The crowded race for the vice presidency kickstarts a wider battle for a seat on the ECB’s coveted six-person executive board, the eurozone’s most powerful forum for economic and monetary policy.
Four of the seats, including the presidency itself, will become vacant over the next two years. Competition will be fierce, as the eurozone’s largest economies will seek to maintain their influence on the board, leaving smaller countries with fewer seats to fight over.
Eurozone finance ministers are set to pick the winner behind closed doors in a secret ballot when they meet in Brussels for this month’s Eurogroup meeting on Jan. 19. The winner will need at least 16 votes from the 21 ministers, representing around 65 percent of the eurozone’s population.

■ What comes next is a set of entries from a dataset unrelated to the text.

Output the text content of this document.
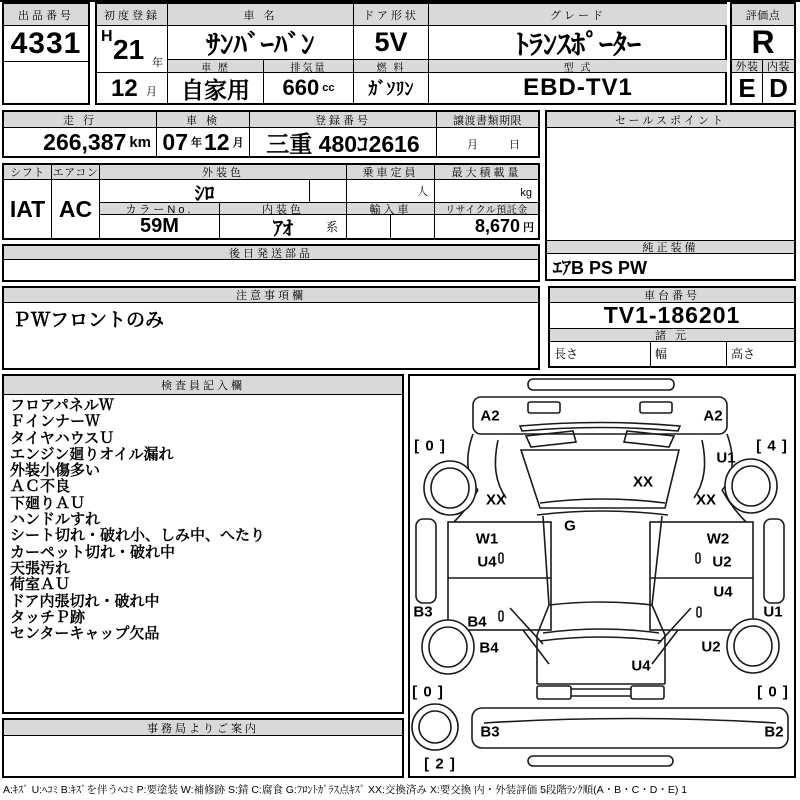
出品番号
4331
初度登録
H 21 年
12 月
車 名
ｻﾝﾊﾞｰﾊﾞﾝ
車 歴
自家用
排気量
660 cc
ドア形状
5V
燃 料
ｶﾞｿﾘﾝ
グレード
ﾄﾗﾝｽﾎﾟｰﾀｰ
型 式
EBD-TV1
評価点
R
外装 内装
E D
走 行
266,387 km
車 検
07 年 12 月
登録番号
三重 480ｺ2616
譲渡書類期限
月	日
セールスポイント
純正装備
ｴｱB PS PW
シフト
IAT
エアコン
AC
外装色
ｼﾛ
乗車定員
人
最大積載量
kg
カラーNo.
59M
内装色
ｱｵ	系
輸入車	リサイクル預託金
8,670 円
後日発送部品
注意事項欄
ＰＷフロントのみ
車台番号
TV1-186201
諸 元
長さ	幅	高さ
検査員記入欄
フロアパネルＷ
ＦインナーＷ
タイヤハウスＵ
エンジン廻りオイル漏れ
外装小傷多い
ＡＣ不良
下廻りＡＵ
ハンドルすれ
シート切れ・破れ小、しみ中、へたり
カーペット切れ・破れ中
天張汚れ
荷室ＡＵ
ドア内張切れ・破れ中
タッチＰ跡
センターキャップ欠品
事務局よりご案内
A2	A2
[ 0 ]	[ 4 ]
U1
XX
XX	XX
G
W1	W2
U4	U2
U4
B3	U1
B4
B4	U2
U4
[ 0 ]	[ 0 ]
B3	B2
[ 2 ]
A:ｷｽﾞ U:ﾍｺﾐ B:ｷｽﾞを伴うﾍｺﾐ P:要塗装 W:補修跡 S:錆 C:腐食 G:ﾌﾛﾝﾄｶﾞﾗｽ点ｷｽﾞ XX:交換済み X:要交換 内・外装評価 5段階ﾗﾝｸ順(A・B・C・D・E) 1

Eurozone leaders formally propose the candidate to succeed the outgoing vice president, Luis de Guindos, whose eight-year term ends on May 31. The European Parliament and the ECB are entitled to an opinion about the final pick.
Northern European applicants make up the bulk of the contenders, with Finland’s central banker, Olli Rehn, facing competition from Baltic neighbors. These include his central banking peers, Estonia’s Madis Müller and Latvia’s Mārtiņš Kazāks. Lithuania’s former finance minister, Rimantas Šadžius, completes the Baltic round-up. The other two applicants come from Southern Europe: Portugal’s ex-Eurogroup president, Mário Centeno, and the Croatian central bank governor, Boris Vujčić.
The candidates are tentatively scheduled to face questions from MEPs behind closed doors before finance ministers meet on Jan. 19.